In most parts of the business world not owned and operated by lawyers, “Marketing” and “Sales” are inextricably linked. Companies carry out marketing solely for the purpose of increasing their sales, either for specific transactions (e.g., advertising campaigns or temporary price discounts) or for general branding (e.g., market awareness or consumer profile). It’s a natural continuum with a built-in feedback loop: sales metrics are analyzed by marketers to assess how well or how poorly various marketing initiatives proved to be, and campaigns are intensified, adjusted, or ended accordingly.
In law firms, the relationship between Marketing and Sales is usually more tenuous and sometimes has been severed altogether. Marketing is carried out by one group of people (generally “non-lawyer” professionals) and sales by another (lawyers, usually partners or “rainmakers”). The two sides don’t always consider that they’re involved in the same function, and often don’t have much understanding of or respect for what the other does.

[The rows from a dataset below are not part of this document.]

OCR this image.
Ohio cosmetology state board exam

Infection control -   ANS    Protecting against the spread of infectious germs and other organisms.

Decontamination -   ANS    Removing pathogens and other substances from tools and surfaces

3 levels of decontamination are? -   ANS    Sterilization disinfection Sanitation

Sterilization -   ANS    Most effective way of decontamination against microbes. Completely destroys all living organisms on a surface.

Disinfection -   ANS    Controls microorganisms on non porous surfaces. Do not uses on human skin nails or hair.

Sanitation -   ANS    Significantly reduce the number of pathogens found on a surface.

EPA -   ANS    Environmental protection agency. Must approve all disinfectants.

Firms that lack a proper understanding of the marketing-sales relationship fail to view these elements as two ends of the same continuum. They don’t track sales results against marketing efforts, for example, or fully align marketing to the business development strategy (if there even is one). In many law firms, the only time the salespeople talk to the marketers is to complain about slow business, to demand a one-off personalized promotion, or to answer yet another RFP from a large corporate client. It doesn’t help that the salespeople don’t even like the word “sales” and use it as little as possible, making it harder to accurately describe the relationship internally.

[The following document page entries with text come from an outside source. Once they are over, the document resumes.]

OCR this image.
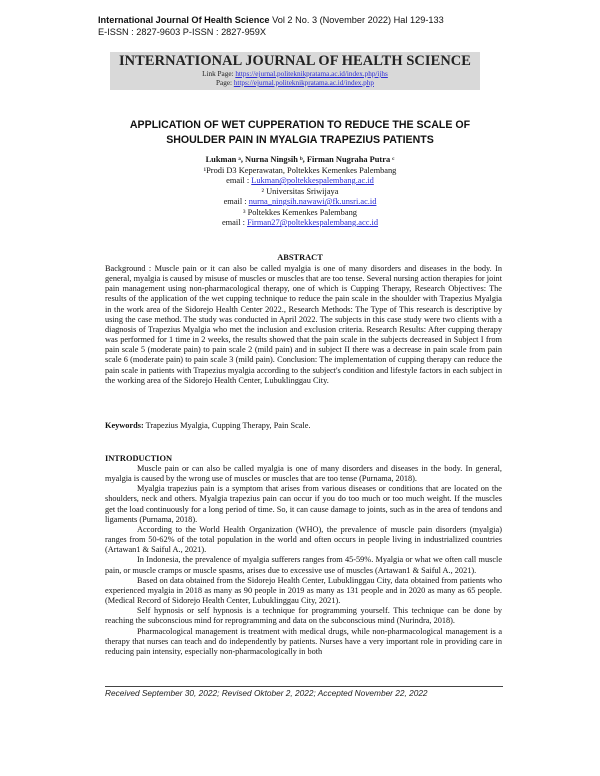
International Journal Of Health Science Vol 2 No. 3 (November 2022) Hal 129-133
E-ISSN : 2827-9603 P-ISSN : 2827-959X
INTERNATIONAL JOURNAL OF HEALTH SCIENCE
Link Page: https://ejurnal.politeknikpratama.ac.id/index.php/ijhs
Page: https://ejurnal.politeknikpratama.ac.id/index.php
APPLICATION OF WET CUPPERATION TO REDUCE THE SCALE OF
SHOULDER PAIN IN MYALGIA TRAPEZIUS PATIENTS
Lukman ᵃ, Nurna Ningsih ᵇ, Firman Nugraha Putra ᶜ
¹Prodi D3 Keperawatan, Poltekkes Kemenkes Palembang
email : Lukman@poltekkespalembang.ac.id
² Universitas Sriwijaya
email : nurna_ningsih.nawawi@fk.unsri.ac.id
³ Poltekkes Kemenkes Palembang
email : Firman27@poltekkespalembang.acc.id
ABSTRACT
Background : Muscle pain or it can also be called myalgia is one of many disorders and diseases in the body. In general, myalgia is caused by misuse of muscles or muscles that are too tense. Several nursing action therapies for joint pain management using non-pharmacological therapy, one of which is Cupping Therapy, Research Objectives: The results of the application of the wet cupping technique to reduce the pain scale in the shoulder with Trapezius Myalgia in the work area of the Sidorejo Health Center 2022., Research Methods: The Type of This research is descriptive by using the case method. The study was conducted in April 2022. The subjects in this case study were two clients with a diagnosis of Trapezius Myalgia who met the inclusion and exclusion criteria. Research Results: After cupping therapy was performed for 1 time in 2 weeks, the results showed that the pain scale in the subjects decreased in Subject I from pain scale 5 (moderate pain) to pain scale 2 (mild pain) and in subject II there was a decrease in pain scale from pain scale 6 (moderate pain) to pain scale 3 (mild pain). Conclusion: The implementation of cupping therapy can reduce the pain scale in patients with Trapezius myalgia according to the subject's condition and lifestyle factors in each subject in the working area of the Sidorejo Health Center, Lubuklinggau City.
Keywords: Trapezius Myalgia, Cupping Therapy, Pain Scale.
INTRODUCTION

Muscle pain or can also be called myalgia is one of many disorders and diseases in the body. In general, myalgia is caused by the wrong use of muscles or muscles that are too tense (Purnama, 2018).

Myalgia trapezius pain is a symptom that arises from various diseases or conditions that are located on the shoulders, neck and others. Myalgia trapezius pain can occur if you do too much or too much weight. If the muscles get the load continuously for a long period of time. So, it can cause damage to joints, such as in the area of tendons and ligaments (Purnama, 2018).

According to the World Health Organization (WHO), the prevalence of muscle pain disorders (myalgia) ranges from 50-62% of the total population in the world and often occurs in people living in industrialized countries (Artawan1 & Saiful A., 2021).

In Indonesia, the prevalence of myalgia sufferers ranges from 45-59%. Myalgia or what we often call muscle pain, or muscle cramps or muscle spasms, arises due to excessive use of muscles (Artawan1 & Saiful A., 2021).

Based on data obtained from the Sidorejo Health Center, Lubuklinggau City, data obtained from patients who experienced myalgia in 2018 as many as 90 people in 2019 as many as 131 people and in 2020 as many as 65 people. (Medical Record of Sidorejo Health Center, Lubuklinggau City, 2021).

Self hypnosis or self hypnosis is a technique for programming yourself. This technique can be done by reaching the subconscious mind for reprogramming and data on the subconscious mind (Nurindra, 2018).

Pharmacological management is treatment with medical drugs, while non-pharmacological management is a therapy that nurses can teach and do independently by patients. Nurses have a very important role in providing care in reducing pain intensity, especially non-pharmacologically in both

Received September 30, 2022; Revised Oktober 2, 2022; Accepted November 22, 2022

Eventually, as part of the overall transformation of law firms into sophisticated professional businesses, Marketing and Sales will be unified and the continuum/feedback loop will operate correctly as a matter of course (this is already underway in the sharpest firms). The publishing function within law firms can, I believe, play a part in hastening this unification.
Traditionally, law firm publishing has fallen squarely into the Marketing function. From the very first newsletter to the most recently launched blog, law firms have published content in order to increase market awareness, principally by informing clients about legal developments and promoting the expertise of lawyers through their written work. Law firms publish content as widely as possible, necessitating that the content be general and broadly applicable to diverse audiences. Even the name most law firms give to publishing — “content marketing” — expresses its underlying purpose: increasing the profile of the firm and its lawyers in specific practice or industry areas.
What would law firm publishing look like if it were instead designed to support Sales? The biggest difference between Marketing and Sales, of course, is that the latter is targeted and action-oriented: the firm is speaking with one specific customer and offering a very specific range of services in a retainer relationship. There’s no sense bringing articles or blog posts to a sales meeting: that’s like bringing your Match.com profile along on your first date. These items of content marketing have served their purpose: they’ve helped get you the meeting. But because they’re general and widely applicable, they don’t help you get the sale (and they may actually hurt the effort, if the customer perceives from the provision of marketing bumpf that the firm does not appreciate its specific needs).
What you need at this meeting is Sales Content. You need a package of materials geared to this specific client for the specific type of work or case or matter for which the lawyer is pitching her services. This kind of content is more like a research document or white paper created solely for this meeting, to establish the firm’s interest and expertise in the client and the matter at hand. It might be an overview of industry trends and the client’s prospects therein, prior to seeking a role on a major amalgamation or expansion. It might be an analysis of results of the last ten class actions against companies in the client’s industry, or the outcomes of the last five similar class actions the firm defended, to accompany a request to defend the client’s current litigation.
This kind of content is not meant to show off how experienced or clever the lawyers are in general, but to show how the firm understands and is on top of matters directly related to the client and the specific matter at hand. Content like this is not intended to close the deal by itself — invariably, it’s the sales skills of the lead partner and the relationship she’s fostering with the client that plays that role. But the content does supplement and reinforce those skills and relationships by demonstrating the firm’s intense interest and assertion of confidence in this client and this matter.
Creating Sales content requires a different mindset and approach than creating Marketing content, because it will be deployed only for one client and only on one designated occasion. That might seem daunting to a firm that thinks of content marketing as a broad-based, low-risk effort: if the sales pitch fails, then all the content created to support the pitch is wasted. But that kind of effort and risk assumption is the sort of thing grown-up firms do: they understand that Sales requires going many extra miles and that the potential payoff is worth it. And they understand that the content will not really be wasted even if the sales effort fails: it can be fed back and used to analyze what went wrong and what could be done better next time.
Law firm publishing can and should help bridge the gap between Marketing and Sales, but only if the firm makes the conscious choice and commitment of resources to do so. Start thinking today about what Sales Content, as opposed to Content Marketing, would look like in your firm and how it could be used best. There’s no better place to start those inquiries than by asking the salespeople themselves.